A large amount theoretical and applied research in the scientific areas of AI and all aspects of Cyber-Physical Systems (CPS) has been carried out. However, practical validation and verification of innovations in real-life energy systems is less common, as is the evaluation of added value through integrative and whole system philosophy to the application of CPS advances for energy generation, distribution and storage. The transfer of demonstrated, commercially viable AI and cyber-based solutions to complex problems from domains such as transport and manufacturing has not been yet fully explored by the energy and CPS communities of researchers. Previous experiences have not yet been linked together in a cohesive way to really understand how AI, for example, can be exploited for energy systems design effectively and at what cost.
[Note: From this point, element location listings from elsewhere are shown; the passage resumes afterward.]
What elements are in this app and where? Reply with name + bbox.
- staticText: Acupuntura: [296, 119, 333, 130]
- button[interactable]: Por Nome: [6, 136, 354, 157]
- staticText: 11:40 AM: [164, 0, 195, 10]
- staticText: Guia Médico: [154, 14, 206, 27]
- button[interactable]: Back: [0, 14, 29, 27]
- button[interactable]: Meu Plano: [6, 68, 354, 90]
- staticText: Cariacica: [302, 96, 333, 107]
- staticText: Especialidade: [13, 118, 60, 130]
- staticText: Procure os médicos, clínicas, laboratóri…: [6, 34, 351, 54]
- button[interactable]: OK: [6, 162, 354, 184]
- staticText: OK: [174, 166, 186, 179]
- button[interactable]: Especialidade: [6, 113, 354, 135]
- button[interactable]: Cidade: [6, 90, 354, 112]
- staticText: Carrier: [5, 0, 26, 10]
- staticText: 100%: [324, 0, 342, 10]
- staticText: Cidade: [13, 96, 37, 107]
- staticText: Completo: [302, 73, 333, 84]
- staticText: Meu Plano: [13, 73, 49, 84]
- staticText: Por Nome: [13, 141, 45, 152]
Further investigative research in partnership with systems designers and practitioners will reveal practical know-how for energy systems designers and together with fundamental advances for future uptake.
We propose that data gathered from every sub-component of an energy system can be used to answer questions about the energy eco-system using novel perspectives on data mining. Our work may help to answer key domain questions such as 'what is the energy transformation process across vectors and what are the transformative effects?' 'What is the energy being used for, by whom, and at what cost?' and 'how can additional, external data be brought into the wider energy system to enable the local energy system to perform more efficiently?'
Research in EnergyREV will piece together innovation and insights across the areas of AI, measurement and sensing, control and cyber-security, through a series of case studies that link up these key facets of science, in the context of the whole energy system, and bring advances into practice.
A state-of-the-art review will be carried out to investigate research that has already been undertaken associated with smart local energy systems in the key areas of AI, measurement and sensing, control and cyber-security to explore their practical potential. We will work with a selection of case studies that will enable a generic consideration of what does and doesn’t work. Case studies will include all of the PFER demonstrators as well as other local energy systems of which are technologically and economically advanced.
Streams of work with a range of contributions and innovations will be brought together to explore how the performance of specific smart local energy systems can be improved by layering a cyber-physical infrastructure onto them.
An evaluation of sensing, control and AI added value in practice, including biggest wins, will be carried out, as well as an evaluation of combinations of services that could increase the technology readiness level for selected techniques. We will provide guidelines on the utilisation of key combinations of cyber-physical infrastructure layers, and on how design practice needs to change to accommodate scientific developments, when cyber-physical infrastructure can be integrated into the design of smart local energy sytems to realise added value.